Porco Rosso

A Homebrew Game for Nintendo DS

A Brief Apology

I feel really guilty about this project dying. Owen produced some of the best low polygon artwork that I've ever seen, and it was a perfect genre for the DS. Unfortunately, it was just too ambitious for two people to manage. We needed a second programmer, I couldn't find a volunteer, and we couldn't take donations to pay anyone because we were using Studio Ghibli's intellectual property. After the initial successes I got bogged down creating the tools required for collision detection and level export, Owen was producing artwork that required features my homemade importer couldn't handle, and eventually we both ended up at new jobs with heavy time commitments. Oh well, "A pig that doesn't fly is just a pig."

The Idea

In 2006 I had burned out on my game programming job and moved on to the relatively sedate world of educational software. I was spending a lot of time in the Nintendo DS homebrew community and thought it would be fun to find a project to work on (although my previous company did lots of handheld work I personally worked on Mac/Windows, so it was a nice change of pace.) I came across an amazing low polygon image of the hideout from one of my favorite movies, Porco Rosso that had been posted to an art forum.
Porco Rosso's Hideout
I contacted the artist, Owen Shepherd, and we agreed to work together on a Porco Rosso flight simulator and dogfighting game for the DS.

The Art

A collection of the available planes, at the highest level of detail.

Porco Rosso Planes

Renderings at DS resolution of gameplay. These have better anti-aliasing and cloud rendering than I ever managed on the actual DS hardware.

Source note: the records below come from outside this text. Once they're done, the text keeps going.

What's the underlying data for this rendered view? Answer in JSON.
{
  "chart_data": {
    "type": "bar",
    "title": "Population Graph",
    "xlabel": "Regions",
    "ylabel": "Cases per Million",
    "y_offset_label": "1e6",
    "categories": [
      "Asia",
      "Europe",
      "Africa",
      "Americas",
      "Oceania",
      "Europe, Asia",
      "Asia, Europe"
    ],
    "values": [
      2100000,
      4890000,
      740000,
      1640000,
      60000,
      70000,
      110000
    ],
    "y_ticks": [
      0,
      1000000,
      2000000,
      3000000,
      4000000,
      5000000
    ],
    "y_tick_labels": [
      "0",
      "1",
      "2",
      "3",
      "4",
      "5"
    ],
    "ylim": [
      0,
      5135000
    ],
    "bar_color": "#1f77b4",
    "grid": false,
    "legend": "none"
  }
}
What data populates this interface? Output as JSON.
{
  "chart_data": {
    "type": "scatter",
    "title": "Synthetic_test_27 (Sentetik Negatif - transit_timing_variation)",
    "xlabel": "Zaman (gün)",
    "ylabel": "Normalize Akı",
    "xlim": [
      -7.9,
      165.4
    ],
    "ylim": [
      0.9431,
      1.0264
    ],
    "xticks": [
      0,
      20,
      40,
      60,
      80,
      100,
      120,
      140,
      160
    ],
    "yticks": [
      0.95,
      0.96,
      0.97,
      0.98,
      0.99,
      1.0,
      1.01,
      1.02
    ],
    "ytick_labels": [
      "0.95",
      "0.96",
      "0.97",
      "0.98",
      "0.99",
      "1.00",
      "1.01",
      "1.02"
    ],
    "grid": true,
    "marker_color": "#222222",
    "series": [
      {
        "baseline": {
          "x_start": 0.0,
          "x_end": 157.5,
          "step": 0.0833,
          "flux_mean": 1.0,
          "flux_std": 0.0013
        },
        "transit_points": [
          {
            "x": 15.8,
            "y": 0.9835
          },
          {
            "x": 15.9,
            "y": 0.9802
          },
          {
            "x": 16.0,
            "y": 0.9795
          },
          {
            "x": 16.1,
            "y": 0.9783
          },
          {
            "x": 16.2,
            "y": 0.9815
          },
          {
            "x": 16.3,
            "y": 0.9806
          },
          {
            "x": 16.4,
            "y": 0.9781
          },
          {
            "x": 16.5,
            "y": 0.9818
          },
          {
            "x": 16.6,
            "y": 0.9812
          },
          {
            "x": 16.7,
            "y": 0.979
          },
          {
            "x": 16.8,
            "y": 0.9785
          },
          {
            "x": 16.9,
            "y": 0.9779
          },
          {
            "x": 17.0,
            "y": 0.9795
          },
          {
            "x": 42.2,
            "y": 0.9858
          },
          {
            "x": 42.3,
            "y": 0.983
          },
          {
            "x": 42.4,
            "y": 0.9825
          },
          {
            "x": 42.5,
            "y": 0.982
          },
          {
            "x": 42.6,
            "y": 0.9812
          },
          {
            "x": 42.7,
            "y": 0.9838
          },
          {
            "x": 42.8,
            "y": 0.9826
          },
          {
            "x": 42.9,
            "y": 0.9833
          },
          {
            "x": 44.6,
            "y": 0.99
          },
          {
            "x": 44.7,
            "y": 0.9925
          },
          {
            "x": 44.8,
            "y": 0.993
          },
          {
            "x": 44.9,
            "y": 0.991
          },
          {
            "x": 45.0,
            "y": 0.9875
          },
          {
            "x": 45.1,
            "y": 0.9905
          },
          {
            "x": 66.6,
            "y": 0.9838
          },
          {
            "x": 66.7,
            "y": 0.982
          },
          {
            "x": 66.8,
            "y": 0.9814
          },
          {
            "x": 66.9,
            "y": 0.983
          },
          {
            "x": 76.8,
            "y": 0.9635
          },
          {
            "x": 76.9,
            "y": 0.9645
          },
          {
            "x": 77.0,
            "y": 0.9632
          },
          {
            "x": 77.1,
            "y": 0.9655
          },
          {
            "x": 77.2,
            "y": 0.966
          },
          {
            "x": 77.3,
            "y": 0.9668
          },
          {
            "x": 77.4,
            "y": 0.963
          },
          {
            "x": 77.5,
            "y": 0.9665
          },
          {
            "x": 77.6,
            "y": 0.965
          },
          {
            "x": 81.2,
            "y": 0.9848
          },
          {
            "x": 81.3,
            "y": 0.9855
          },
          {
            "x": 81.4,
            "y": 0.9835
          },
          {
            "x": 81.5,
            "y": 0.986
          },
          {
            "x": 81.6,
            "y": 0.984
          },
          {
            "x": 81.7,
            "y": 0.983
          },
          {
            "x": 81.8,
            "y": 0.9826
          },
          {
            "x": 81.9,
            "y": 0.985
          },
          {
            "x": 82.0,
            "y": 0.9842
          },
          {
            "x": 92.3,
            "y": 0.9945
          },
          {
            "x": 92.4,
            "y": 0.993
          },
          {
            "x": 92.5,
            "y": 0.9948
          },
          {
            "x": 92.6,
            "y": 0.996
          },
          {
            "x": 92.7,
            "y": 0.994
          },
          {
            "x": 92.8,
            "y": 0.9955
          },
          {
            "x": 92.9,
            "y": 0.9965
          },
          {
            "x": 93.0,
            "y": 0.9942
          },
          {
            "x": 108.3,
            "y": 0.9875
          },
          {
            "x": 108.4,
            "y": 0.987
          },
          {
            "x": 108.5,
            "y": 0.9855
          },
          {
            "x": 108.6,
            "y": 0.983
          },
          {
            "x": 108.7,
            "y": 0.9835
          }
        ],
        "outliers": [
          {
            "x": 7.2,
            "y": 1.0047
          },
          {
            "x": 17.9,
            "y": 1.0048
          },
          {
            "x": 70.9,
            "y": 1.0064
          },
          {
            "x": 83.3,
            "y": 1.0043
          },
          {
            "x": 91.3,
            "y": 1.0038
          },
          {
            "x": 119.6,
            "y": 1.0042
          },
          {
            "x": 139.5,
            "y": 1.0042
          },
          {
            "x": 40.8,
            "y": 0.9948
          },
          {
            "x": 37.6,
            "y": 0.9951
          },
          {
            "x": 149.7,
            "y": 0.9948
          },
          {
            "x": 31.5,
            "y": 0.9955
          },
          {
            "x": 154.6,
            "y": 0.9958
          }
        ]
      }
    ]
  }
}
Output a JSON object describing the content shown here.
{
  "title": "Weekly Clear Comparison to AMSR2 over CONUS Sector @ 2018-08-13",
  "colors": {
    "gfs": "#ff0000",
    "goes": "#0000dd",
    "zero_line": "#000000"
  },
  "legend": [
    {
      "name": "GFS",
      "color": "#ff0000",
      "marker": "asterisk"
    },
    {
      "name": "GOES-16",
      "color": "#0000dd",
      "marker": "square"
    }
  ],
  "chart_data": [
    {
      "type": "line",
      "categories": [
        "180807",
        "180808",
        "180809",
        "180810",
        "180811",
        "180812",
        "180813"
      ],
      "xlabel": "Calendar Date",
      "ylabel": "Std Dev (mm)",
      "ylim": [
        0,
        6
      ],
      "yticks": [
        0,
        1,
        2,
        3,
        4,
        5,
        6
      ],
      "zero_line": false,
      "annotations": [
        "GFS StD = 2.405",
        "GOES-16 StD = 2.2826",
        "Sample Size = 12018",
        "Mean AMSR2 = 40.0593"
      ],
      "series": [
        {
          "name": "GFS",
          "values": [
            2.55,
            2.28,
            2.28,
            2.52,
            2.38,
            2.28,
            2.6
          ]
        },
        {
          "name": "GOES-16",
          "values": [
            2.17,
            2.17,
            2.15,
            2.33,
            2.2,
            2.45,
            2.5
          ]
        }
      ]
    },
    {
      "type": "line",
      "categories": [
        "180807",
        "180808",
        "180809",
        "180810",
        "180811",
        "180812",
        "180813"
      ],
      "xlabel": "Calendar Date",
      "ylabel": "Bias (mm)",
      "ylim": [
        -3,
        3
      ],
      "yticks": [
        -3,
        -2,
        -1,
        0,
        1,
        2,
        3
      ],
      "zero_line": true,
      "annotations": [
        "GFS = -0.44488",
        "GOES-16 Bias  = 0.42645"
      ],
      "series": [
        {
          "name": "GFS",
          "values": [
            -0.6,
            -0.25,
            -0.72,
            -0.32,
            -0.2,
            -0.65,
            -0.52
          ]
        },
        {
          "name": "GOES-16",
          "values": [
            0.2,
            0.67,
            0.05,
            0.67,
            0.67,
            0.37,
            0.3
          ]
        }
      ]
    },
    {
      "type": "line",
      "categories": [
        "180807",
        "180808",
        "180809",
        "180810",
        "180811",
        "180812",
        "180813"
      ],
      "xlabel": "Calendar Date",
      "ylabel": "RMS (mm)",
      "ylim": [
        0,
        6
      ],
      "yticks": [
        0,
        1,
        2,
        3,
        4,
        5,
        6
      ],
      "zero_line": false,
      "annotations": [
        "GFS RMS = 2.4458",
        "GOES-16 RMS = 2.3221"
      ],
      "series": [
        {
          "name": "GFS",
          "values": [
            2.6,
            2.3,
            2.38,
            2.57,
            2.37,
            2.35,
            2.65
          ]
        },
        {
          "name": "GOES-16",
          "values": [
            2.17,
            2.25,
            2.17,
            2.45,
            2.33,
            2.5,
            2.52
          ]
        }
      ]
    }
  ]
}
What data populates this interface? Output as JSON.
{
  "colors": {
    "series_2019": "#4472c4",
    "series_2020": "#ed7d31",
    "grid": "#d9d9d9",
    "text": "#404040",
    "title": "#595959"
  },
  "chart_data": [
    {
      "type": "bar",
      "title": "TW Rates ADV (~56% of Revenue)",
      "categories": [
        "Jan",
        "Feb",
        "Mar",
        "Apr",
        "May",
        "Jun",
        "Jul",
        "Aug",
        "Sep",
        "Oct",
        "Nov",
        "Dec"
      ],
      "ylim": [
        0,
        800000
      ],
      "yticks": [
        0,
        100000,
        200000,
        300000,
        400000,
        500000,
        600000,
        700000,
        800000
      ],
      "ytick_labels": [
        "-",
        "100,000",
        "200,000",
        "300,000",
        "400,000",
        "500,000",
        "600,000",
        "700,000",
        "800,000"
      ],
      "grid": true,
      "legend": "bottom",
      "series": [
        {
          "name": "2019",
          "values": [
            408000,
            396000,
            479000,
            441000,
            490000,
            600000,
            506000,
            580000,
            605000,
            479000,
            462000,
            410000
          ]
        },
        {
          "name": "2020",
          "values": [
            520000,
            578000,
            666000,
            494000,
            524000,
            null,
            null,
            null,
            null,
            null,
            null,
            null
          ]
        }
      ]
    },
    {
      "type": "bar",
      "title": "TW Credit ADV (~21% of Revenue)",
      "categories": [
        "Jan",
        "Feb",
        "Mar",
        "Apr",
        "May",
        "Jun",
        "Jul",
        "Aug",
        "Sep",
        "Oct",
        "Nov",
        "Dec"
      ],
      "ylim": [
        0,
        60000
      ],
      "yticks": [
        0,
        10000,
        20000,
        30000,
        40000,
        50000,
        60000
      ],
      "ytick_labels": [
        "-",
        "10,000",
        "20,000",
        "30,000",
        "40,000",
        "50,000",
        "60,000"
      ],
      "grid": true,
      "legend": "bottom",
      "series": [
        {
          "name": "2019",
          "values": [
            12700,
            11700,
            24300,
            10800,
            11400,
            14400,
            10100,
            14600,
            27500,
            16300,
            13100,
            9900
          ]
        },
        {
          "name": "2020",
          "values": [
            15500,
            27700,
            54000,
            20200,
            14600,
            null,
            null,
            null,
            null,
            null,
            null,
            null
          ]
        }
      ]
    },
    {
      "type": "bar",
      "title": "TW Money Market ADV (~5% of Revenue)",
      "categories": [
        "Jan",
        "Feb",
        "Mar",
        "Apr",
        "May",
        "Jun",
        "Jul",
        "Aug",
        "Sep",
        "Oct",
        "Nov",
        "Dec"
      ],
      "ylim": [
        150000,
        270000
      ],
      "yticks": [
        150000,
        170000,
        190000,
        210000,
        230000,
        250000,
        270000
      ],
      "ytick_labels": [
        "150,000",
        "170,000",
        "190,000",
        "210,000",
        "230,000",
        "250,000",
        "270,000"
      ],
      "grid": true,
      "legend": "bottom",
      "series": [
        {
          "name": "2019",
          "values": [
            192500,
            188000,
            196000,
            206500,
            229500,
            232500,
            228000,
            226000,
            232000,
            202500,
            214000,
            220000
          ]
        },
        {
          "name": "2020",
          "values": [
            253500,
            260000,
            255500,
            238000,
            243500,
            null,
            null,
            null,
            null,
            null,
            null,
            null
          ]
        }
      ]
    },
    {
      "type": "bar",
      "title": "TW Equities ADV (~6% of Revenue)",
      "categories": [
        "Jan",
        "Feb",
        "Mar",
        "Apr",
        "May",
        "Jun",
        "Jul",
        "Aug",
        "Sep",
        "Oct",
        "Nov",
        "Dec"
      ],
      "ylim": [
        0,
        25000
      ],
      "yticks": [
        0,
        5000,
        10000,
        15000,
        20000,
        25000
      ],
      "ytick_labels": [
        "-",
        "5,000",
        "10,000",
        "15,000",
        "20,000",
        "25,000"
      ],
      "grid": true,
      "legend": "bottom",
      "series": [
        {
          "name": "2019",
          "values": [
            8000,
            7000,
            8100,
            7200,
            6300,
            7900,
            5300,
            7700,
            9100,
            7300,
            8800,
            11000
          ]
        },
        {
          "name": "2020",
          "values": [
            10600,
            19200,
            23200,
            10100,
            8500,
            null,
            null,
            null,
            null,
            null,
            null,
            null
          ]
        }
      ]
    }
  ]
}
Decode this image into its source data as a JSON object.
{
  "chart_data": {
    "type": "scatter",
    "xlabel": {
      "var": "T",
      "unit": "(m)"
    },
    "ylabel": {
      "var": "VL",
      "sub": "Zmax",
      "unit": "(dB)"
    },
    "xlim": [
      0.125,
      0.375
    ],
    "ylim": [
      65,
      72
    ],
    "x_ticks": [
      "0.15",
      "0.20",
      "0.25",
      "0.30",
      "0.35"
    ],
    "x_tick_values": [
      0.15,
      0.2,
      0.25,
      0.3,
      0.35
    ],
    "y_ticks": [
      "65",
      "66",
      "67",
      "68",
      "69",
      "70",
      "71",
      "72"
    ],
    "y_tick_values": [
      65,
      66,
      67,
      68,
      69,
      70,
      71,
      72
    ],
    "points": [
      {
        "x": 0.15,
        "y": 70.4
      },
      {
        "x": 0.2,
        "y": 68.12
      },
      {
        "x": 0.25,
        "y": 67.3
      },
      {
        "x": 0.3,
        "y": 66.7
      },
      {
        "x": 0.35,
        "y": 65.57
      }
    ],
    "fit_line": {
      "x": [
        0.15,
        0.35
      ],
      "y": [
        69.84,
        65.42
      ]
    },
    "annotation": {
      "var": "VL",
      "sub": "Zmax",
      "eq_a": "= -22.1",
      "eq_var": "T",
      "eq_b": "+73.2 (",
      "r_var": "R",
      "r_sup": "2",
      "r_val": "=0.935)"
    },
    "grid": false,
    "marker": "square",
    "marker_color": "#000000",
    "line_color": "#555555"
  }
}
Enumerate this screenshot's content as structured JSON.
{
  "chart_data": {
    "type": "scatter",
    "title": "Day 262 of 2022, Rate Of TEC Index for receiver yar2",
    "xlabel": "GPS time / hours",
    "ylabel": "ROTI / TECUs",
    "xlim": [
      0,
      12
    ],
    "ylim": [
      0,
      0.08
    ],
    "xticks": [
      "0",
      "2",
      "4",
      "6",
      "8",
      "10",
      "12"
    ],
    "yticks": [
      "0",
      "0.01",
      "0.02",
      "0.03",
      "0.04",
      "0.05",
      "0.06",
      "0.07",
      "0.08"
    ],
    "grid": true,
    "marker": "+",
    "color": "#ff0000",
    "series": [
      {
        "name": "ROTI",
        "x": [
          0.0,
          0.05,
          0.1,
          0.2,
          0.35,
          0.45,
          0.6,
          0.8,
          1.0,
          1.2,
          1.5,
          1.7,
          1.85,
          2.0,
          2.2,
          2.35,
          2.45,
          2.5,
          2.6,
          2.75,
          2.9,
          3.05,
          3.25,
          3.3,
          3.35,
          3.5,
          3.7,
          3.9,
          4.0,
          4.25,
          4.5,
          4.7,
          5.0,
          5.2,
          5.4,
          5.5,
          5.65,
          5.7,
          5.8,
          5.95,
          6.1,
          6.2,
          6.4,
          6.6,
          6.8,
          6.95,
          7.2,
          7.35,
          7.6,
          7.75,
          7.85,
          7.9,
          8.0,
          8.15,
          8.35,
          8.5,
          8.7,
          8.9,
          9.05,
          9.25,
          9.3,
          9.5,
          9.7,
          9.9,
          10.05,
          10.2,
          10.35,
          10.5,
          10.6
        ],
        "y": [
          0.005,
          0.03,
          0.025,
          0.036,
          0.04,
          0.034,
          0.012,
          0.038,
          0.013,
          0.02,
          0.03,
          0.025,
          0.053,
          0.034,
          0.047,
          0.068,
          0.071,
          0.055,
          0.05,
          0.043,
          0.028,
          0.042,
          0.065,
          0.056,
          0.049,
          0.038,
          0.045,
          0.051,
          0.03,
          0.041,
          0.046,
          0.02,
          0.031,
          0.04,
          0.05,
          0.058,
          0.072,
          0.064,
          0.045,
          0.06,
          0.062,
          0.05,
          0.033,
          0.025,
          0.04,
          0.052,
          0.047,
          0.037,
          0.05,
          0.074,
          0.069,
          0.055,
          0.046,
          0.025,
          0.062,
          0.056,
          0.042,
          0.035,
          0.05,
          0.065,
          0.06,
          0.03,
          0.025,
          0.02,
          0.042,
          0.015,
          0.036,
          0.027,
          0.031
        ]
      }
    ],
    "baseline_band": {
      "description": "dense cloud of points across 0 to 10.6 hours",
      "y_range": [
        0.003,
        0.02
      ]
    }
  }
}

DS Sized Porco Screenshots

The Hotel Adriano.

Hotel Adriano

The Code

There are a few pieces of interesting (well, if you like retro coding with limited resources) code from this project. A plugin for Misfit Model 3D that will read and write models to the compiled display list format of the DS. A heavily optimized (and bug fixed) version of the flight code from David Bourg's Physics for Game Developers, converted to use fixed point math. And a fixed point version of atan2() written in ARM assembly (which was actually done for an earlier GBA project I had been playing with.)